Nach meinem letzten Artikel, “Das LNG-Dilemma, leider ein sehr dunkles Kapitel der Grünen. Umweltschutz geht anders” sind einige Diskussionspunkte aufgetaucht, die es gilt hier zu erklären.

Was sind Take-or-pay-Langzeitverträge?

Über dieses Kapitel ist leider in den Medien sehr wenig berichtet worden, obwohl es gravierend für die Energiewende und unsere Energieversorgung ist. Wenn Energielieferanten, z.B. Gaslieferländer Gas liefern, dann sind dafür jede Menge teure technischer Einrichtungen nötig. Gasfelder müssen erschlossen werden und teure Pipelines müssen errichtet werden, bevor es überhaupt zur ersten Lieferung kommen kann. In der Regel werden die Kosten dafür über langfristige Kredite getragen. Das bedeutet, Gaslieferanten sind in der Regel über Jahrzehnte auf die zuverlässige Abnahme angewiesen. Genau dafür kommt nun dieses take-or-pay ins Spiel.

Dazu Wikipedia:

Der Käufer (im Außenhandel der Importeur) übernimmt gegenüber dem Verkäufer (Exporteur) eine Zahlungsgarantie unabhängig davon, ob die Güter oder Dienstleistungen vom Verkäufer hergestellt oder vom Käufer abgenommen werden. Bei Nichtabnahme der vereinbarten Mindestmenge ist die Zahlung der nicht abgenommenen Menge dennoch fällig. Die Klausel erfasst auch produktionsbedingte Lieferausfälle.

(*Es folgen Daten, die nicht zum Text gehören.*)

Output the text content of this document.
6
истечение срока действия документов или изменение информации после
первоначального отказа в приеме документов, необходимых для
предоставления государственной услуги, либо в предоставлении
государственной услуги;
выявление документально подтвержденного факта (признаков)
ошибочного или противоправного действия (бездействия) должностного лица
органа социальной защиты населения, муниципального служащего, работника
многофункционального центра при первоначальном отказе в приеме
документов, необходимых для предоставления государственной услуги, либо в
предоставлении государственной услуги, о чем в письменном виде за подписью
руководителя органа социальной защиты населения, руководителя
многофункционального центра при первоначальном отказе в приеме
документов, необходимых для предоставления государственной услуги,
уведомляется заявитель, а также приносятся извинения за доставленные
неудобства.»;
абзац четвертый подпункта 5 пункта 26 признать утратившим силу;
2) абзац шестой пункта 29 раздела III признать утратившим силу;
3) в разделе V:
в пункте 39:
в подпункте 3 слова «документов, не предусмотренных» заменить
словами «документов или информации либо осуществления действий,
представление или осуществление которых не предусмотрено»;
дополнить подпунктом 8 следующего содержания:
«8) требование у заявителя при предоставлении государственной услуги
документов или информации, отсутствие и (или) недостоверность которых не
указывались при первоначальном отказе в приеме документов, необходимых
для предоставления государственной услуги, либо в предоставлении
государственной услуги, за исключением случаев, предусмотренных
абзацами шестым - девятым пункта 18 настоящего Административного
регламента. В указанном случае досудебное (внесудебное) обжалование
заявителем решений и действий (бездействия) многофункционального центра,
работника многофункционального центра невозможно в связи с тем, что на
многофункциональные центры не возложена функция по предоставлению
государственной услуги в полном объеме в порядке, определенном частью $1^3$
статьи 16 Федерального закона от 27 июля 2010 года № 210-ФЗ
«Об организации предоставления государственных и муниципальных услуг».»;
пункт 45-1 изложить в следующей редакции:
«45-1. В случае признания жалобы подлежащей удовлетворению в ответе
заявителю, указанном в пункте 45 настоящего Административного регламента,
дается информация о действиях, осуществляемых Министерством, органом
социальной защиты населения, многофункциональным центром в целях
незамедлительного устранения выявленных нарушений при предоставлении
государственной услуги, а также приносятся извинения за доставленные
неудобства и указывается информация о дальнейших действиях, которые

Gas bedeutet also, egal ob man das Gas nun abnimmt oder die gebrauchten Menge, aus welchem Grund auch immer, geringer ist als die vereinbarte Liefermenge, es ist in jedem Jahr der Preis für die vereinbarte Liefermenge zu zahlen. In der ganzen Diskussion zu den Gaslieferungen aus Russland ist dieser Punkt kaum diskutiert worden. Es stand von vornherein fest, Putin liefert nicht mehr und damit war das Thema erledigt. Das ist es leider nicht, denn Putin hat noch mehrere Monate nach Kriegsbeginn die vereinbarte Liefermenge geliefert.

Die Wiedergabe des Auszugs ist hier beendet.